4.     Attached officers will pay one day's pay per month, or any portion of month, according to their regimental rank in the militia whether substantive or provisional.

5.     Special arrangements will be made with attached officers for their board, and prices will be fixed by the mess committee.

6.     The regimental stationery used in the mess will be paid by the officers using it, at cost price.

7.     The wine or beer drank at dinner will be paid by individuals. The wine taken after dinner will be shared by those taking that particular wine or all wines.

8.     Officers or members not regular dining members will pay for:

Breakfast – 30 cents,
Lunch cold – 25 cents,
Dinner – 60 cents.

9.     Honorary members paying no subscription will be charged ten cents extra per meal for table money.

10.     The names of officers inviting friends with the names and number of friends they invite will be entered in a book kept for that purpose, one day previous. Should the invited guests not arrive, one half of the established price will be charged for each guest.

11.     Officers inviting guests are not to be charged with table money.

12.     The expenses incurred by guests officially invited by the corps will be shared by every one on the strength present or not.

13.     Official invitations will be decided by an absolute majority of the officers.

14.     Whenever it will be proposed to give an entertainment.

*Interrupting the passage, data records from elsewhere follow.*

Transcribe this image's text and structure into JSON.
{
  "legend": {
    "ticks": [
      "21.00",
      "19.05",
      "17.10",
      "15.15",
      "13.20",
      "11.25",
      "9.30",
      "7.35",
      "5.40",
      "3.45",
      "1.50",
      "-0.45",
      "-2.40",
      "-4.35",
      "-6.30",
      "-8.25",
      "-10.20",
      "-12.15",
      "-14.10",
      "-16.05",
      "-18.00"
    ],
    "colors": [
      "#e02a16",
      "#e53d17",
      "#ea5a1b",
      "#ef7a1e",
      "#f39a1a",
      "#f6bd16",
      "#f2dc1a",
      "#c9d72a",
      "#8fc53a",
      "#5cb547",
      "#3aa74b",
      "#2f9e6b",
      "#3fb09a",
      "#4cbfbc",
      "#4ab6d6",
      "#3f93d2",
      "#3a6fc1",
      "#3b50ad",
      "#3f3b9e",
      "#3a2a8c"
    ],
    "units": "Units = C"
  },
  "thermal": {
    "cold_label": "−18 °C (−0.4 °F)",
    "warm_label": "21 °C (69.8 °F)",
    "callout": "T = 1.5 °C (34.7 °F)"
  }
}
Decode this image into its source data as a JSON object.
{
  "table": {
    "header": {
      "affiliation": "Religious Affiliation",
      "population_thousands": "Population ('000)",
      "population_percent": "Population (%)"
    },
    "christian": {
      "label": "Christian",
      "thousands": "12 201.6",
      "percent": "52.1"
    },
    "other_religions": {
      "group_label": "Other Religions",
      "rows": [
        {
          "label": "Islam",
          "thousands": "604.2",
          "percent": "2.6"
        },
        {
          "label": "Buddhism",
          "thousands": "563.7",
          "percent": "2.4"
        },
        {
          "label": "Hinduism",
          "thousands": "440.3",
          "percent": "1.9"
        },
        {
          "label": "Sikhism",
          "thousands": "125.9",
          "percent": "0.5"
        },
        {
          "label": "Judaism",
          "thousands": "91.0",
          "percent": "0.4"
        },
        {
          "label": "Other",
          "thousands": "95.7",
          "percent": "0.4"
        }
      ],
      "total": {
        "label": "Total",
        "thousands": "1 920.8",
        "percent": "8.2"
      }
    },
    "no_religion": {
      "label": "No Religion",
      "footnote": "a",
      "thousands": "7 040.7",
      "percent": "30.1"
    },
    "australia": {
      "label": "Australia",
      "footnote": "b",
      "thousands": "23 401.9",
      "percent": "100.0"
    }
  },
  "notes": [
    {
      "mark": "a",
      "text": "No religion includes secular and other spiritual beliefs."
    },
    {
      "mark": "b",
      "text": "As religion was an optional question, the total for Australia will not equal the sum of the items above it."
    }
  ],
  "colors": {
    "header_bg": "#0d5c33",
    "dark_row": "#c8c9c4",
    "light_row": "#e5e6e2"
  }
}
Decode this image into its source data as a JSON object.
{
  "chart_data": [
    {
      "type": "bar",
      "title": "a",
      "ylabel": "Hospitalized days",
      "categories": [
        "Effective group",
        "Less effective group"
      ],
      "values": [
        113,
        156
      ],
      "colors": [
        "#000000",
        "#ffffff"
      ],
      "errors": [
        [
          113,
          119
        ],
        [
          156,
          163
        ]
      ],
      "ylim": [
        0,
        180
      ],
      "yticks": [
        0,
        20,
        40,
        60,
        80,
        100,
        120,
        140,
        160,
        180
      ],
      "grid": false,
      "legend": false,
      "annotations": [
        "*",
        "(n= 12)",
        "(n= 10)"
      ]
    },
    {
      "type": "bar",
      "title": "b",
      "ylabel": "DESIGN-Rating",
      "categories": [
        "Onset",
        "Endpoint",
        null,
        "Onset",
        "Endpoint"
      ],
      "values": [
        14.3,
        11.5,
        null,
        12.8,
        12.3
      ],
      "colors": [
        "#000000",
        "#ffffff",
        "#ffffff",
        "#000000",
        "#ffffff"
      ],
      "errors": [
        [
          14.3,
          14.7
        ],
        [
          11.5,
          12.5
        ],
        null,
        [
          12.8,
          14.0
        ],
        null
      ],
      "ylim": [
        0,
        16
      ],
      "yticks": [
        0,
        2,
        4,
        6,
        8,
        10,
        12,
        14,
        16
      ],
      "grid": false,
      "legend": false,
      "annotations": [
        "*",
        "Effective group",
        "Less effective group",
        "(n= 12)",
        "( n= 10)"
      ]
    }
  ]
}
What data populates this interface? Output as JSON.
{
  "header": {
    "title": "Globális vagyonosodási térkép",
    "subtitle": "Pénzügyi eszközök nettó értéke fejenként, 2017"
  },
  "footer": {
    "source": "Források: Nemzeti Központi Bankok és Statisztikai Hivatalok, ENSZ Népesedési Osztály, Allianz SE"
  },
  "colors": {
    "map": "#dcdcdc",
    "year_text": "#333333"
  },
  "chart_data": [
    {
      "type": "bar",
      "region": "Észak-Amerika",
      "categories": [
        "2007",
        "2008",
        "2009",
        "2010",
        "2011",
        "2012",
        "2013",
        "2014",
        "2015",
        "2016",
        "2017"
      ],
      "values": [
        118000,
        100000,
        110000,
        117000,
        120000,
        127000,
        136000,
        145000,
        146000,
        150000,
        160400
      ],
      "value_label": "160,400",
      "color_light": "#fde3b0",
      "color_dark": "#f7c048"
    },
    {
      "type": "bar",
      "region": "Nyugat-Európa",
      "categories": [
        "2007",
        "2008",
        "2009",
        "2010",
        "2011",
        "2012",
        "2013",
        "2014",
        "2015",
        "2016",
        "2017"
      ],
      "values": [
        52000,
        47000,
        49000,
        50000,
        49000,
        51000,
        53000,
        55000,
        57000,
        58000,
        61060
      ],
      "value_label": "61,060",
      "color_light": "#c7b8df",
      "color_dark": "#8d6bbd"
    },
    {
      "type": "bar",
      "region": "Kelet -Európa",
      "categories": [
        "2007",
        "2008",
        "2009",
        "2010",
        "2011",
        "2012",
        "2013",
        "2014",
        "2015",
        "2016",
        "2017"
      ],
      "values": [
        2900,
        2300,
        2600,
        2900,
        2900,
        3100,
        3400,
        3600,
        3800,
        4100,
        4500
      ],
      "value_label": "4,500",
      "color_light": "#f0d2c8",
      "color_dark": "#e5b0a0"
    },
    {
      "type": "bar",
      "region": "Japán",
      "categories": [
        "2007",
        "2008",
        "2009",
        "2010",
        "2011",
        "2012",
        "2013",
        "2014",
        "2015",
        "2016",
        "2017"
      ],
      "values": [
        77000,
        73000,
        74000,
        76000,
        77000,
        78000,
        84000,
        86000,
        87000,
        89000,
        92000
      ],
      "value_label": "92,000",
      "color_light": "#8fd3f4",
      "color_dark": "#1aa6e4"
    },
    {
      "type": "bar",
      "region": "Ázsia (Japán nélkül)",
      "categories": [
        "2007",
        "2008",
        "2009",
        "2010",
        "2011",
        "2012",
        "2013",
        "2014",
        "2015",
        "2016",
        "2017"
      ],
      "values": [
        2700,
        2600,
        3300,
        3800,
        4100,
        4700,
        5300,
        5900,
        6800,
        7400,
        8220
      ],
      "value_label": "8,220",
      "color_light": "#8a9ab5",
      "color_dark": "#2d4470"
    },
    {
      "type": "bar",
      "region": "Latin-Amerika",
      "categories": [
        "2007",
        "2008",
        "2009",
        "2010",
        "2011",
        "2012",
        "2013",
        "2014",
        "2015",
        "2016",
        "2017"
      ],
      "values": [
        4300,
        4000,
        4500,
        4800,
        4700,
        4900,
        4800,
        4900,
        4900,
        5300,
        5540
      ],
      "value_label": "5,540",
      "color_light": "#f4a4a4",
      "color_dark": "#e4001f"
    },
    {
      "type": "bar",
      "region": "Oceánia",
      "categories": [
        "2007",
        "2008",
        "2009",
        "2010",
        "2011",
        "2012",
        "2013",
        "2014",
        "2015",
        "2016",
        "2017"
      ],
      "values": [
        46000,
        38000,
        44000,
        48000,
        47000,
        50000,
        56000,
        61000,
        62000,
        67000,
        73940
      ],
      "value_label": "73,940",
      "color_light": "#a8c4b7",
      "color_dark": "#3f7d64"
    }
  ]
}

The commandant will in the first instance cause to be circulated amongst the officers a paper notifying the proposal to give the entertainment, and it should be clearly understood that in the event of the proposal being allowed, only those officers who have signed the paper are to pay any share of the expenses incurred.

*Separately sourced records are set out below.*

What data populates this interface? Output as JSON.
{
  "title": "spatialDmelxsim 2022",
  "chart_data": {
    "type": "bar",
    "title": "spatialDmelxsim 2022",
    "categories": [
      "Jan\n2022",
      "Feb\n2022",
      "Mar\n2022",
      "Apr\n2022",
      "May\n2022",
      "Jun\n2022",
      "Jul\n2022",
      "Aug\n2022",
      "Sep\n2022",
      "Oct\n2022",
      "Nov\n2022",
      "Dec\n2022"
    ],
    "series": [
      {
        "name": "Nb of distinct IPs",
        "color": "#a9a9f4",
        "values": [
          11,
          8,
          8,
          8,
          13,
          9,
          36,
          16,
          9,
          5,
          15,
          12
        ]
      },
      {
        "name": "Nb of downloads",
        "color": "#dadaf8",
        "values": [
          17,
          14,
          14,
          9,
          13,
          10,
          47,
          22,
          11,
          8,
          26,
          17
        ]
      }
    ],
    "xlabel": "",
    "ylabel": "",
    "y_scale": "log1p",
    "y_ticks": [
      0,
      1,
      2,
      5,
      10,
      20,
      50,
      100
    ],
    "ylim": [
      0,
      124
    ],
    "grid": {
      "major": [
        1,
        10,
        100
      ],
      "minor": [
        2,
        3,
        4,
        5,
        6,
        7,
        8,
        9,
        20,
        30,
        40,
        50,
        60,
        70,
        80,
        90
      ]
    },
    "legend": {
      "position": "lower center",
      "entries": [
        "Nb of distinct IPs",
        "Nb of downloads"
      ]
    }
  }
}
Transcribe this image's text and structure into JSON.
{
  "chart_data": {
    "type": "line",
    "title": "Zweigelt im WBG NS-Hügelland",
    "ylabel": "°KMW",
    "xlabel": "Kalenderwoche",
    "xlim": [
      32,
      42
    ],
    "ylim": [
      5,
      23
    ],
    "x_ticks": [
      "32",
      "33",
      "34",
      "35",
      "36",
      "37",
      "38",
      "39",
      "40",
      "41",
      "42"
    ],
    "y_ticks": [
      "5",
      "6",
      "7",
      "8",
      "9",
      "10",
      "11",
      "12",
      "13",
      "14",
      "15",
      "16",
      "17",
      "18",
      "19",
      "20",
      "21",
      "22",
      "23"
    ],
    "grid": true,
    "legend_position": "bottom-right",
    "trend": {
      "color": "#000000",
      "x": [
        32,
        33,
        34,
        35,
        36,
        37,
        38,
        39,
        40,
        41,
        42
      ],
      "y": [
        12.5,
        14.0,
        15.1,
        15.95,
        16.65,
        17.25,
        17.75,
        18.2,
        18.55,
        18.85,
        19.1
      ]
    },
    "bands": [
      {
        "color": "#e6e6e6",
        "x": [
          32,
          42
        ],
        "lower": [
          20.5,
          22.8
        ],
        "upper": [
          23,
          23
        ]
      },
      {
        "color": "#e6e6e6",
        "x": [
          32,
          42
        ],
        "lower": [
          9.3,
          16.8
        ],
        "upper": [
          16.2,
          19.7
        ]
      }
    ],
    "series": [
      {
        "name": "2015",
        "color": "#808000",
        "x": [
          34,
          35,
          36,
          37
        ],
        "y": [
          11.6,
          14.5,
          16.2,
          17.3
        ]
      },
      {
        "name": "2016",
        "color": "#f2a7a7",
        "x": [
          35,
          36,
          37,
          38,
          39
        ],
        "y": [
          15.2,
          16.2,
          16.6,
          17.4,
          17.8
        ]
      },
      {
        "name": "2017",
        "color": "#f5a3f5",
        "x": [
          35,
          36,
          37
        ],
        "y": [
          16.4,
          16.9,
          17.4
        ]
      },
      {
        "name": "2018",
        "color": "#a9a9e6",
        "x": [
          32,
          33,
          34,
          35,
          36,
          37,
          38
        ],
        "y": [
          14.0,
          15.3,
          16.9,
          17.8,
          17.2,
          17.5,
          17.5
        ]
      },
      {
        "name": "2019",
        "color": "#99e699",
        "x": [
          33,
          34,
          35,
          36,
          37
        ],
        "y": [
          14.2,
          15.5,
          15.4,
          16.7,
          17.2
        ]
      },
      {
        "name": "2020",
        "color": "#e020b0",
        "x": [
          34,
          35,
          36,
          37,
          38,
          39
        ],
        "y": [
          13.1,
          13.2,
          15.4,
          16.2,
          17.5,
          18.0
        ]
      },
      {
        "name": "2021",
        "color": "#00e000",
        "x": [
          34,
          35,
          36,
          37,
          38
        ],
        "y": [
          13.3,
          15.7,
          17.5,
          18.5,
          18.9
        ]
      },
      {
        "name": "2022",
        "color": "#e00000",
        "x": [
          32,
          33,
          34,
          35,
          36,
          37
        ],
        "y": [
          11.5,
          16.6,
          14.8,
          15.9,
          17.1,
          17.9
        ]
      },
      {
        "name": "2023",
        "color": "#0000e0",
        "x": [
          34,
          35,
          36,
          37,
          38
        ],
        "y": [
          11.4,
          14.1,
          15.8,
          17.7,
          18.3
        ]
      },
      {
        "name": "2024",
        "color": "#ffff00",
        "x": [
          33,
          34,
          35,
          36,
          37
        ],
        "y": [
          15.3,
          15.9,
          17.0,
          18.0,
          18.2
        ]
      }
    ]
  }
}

15.     In distributing the cost of any such entertainment amongst those concerned it will invariably be apportioned in shares of so many day's pay to each individual officer. The cost will therefore fall more lightly upon the junior than the senior officers. The shares will be the net pay of the rank without allowances or pay for extra duty.

16.     All articles of mess property, broken by an officer, will be paid for by him; and any article not exceeding $1.00 in value will be charged double for. If broken by a servant it will be charged against his master at cost price.

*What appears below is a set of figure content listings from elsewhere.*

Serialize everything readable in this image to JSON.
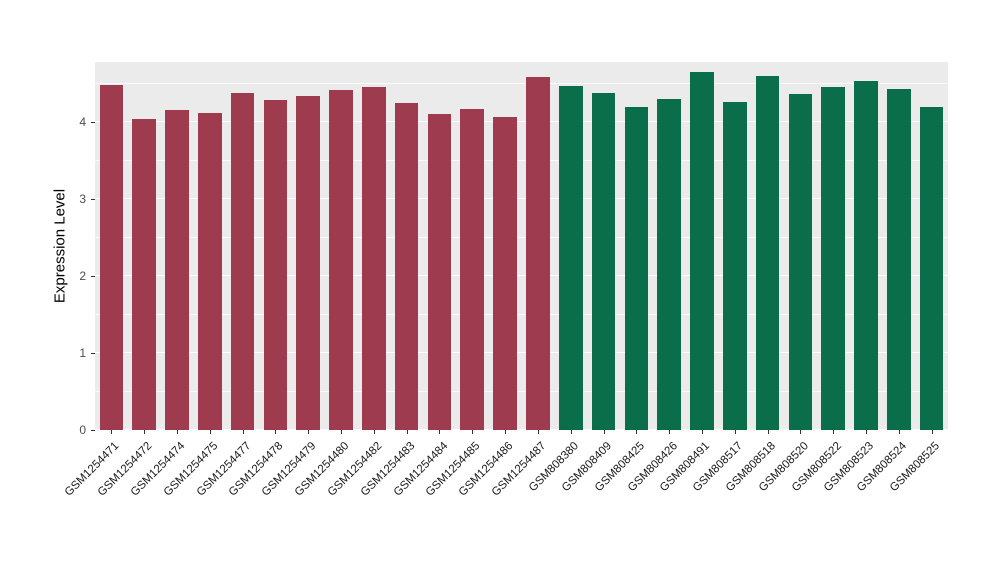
{
  "chart_data": {
    "type": "bar",
    "title": "",
    "xlabel": "",
    "ylabel": "Expression Level",
    "ylim": [
      0,
      4.78
    ],
    "yticks": [
      0,
      1,
      2,
      3,
      4
    ],
    "grid_minor": [
      0.5,
      1.5,
      2.5,
      3.5,
      4.5
    ],
    "panel_bg": "#EBEBEB",
    "grid_color": "#FFFFFF",
    "legend": "none",
    "group_colors": {
      "groupA": "#9E3B4E",
      "groupB": "#0B6E4B"
    },
    "bars": [
      {
        "label": "GSM1254471",
        "value": 4.48,
        "group": "groupA"
      },
      {
        "label": "GSM1254472",
        "value": 4.04,
        "group": "groupA"
      },
      {
        "label": "GSM1254474",
        "value": 4.16,
        "group": "groupA"
      },
      {
        "label": "GSM1254475",
        "value": 4.12,
        "group": "groupA"
      },
      {
        "label": "GSM1254477",
        "value": 4.38,
        "group": "groupA"
      },
      {
        "label": "GSM1254478",
        "value": 4.29,
        "group": "groupA"
      },
      {
        "label": "GSM1254479",
        "value": 4.34,
        "group": "groupA"
      },
      {
        "label": "GSM1254480",
        "value": 4.42,
        "group": "groupA"
      },
      {
        "label": "GSM1254482",
        "value": 4.46,
        "group": "groupA"
      },
      {
        "label": "GSM1254483",
        "value": 4.25,
        "group": "groupA"
      },
      {
        "label": "GSM1254484",
        "value": 4.1,
        "group": "groupA"
      },
      {
        "label": "GSM1254485",
        "value": 4.17,
        "group": "groupA"
      },
      {
        "label": "GSM1254486",
        "value": 4.06,
        "group": "groupA"
      },
      {
        "label": "GSM1254487",
        "value": 4.58,
        "group": "groupA"
      },
      {
        "label": "GSM808380",
        "value": 4.47,
        "group": "groupB"
      },
      {
        "label": "GSM808409",
        "value": 4.38,
        "group": "groupB"
      },
      {
        "label": "GSM808425",
        "value": 4.19,
        "group": "groupB"
      },
      {
        "label": "GSM808426",
        "value": 4.3,
        "group": "groupB"
      },
      {
        "label": "GSM808491",
        "value": 4.65,
        "group": "groupB"
      },
      {
        "label": "GSM808517",
        "value": 4.26,
        "group": "groupB"
      },
      {
        "label": "GSM808518",
        "value": 4.6,
        "group": "groupB"
      },
      {
        "label": "GSM808520",
        "value": 4.36,
        "group": "groupB"
      },
      {
        "label": "GSM808522",
        "value": 4.46,
        "group": "groupB"
      },
      {
        "label": "GSM808523",
        "value": 4.53,
        "group": "groupB"
      },
      {
        "label": "GSM808524",
        "value": 4.43,
        "group": "groupB"
      },
      {
        "label": "GSM808525",
        "value": 4.2,
        "group": "groupB"
      }
    ]
  }
}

17.     All mess accounts must be paid monthly not later than the 7th of the subsequent month, and a certificate will be sent on that date by the Secretary-Treasurer of the moss committee to the commanding officer that every officer or otherwise has paid bis dues.

18.     A billiard room may be opened with regulations to be made hereafter.

19.     Games at cards are allowed in the mess anteroom provided that nothing higher than 5 cts. a point is played for.

20.     Gambling is strictly forbidden and any officer infringing this rule will be brought to the notice of the General commanding.

Mess Meetings.

1.     A mess meeting of all the officers of the corps will beheld once in every three months for the purpose of auditing the accounts and discussing any propositions that may be brought forward concerning the general management and comfort of the mess, as also to authorize any special outlay of funds that may be required for mess purposes. The votes of the officers will be taken upon any proposition on which a difference of opinion is found to exist and the point will be decided by the majority of votes, provided the commanding officer concurs. Q.R. Sect, VII Par. 61.

2.     Inventories will be giver to the commanding officer, at the end of each quarter, of the mess property, and statement of breakages and deficiencies, showing how it is proposed they should be renewed and also a list of the charges for breakages against individuals.

3.     No mess meeting is ever to take place without the sanction of the commanding officer, and no propositions, notices etc, etc. are to be circulated without his permission.

These rules and regulations will be printed, and a copy kept in the ante room of the mess. A copy will also be in possession of every member of the mess; but no officer of the corps shall be absolved from any infraction of these rules on any allegation of not having received them.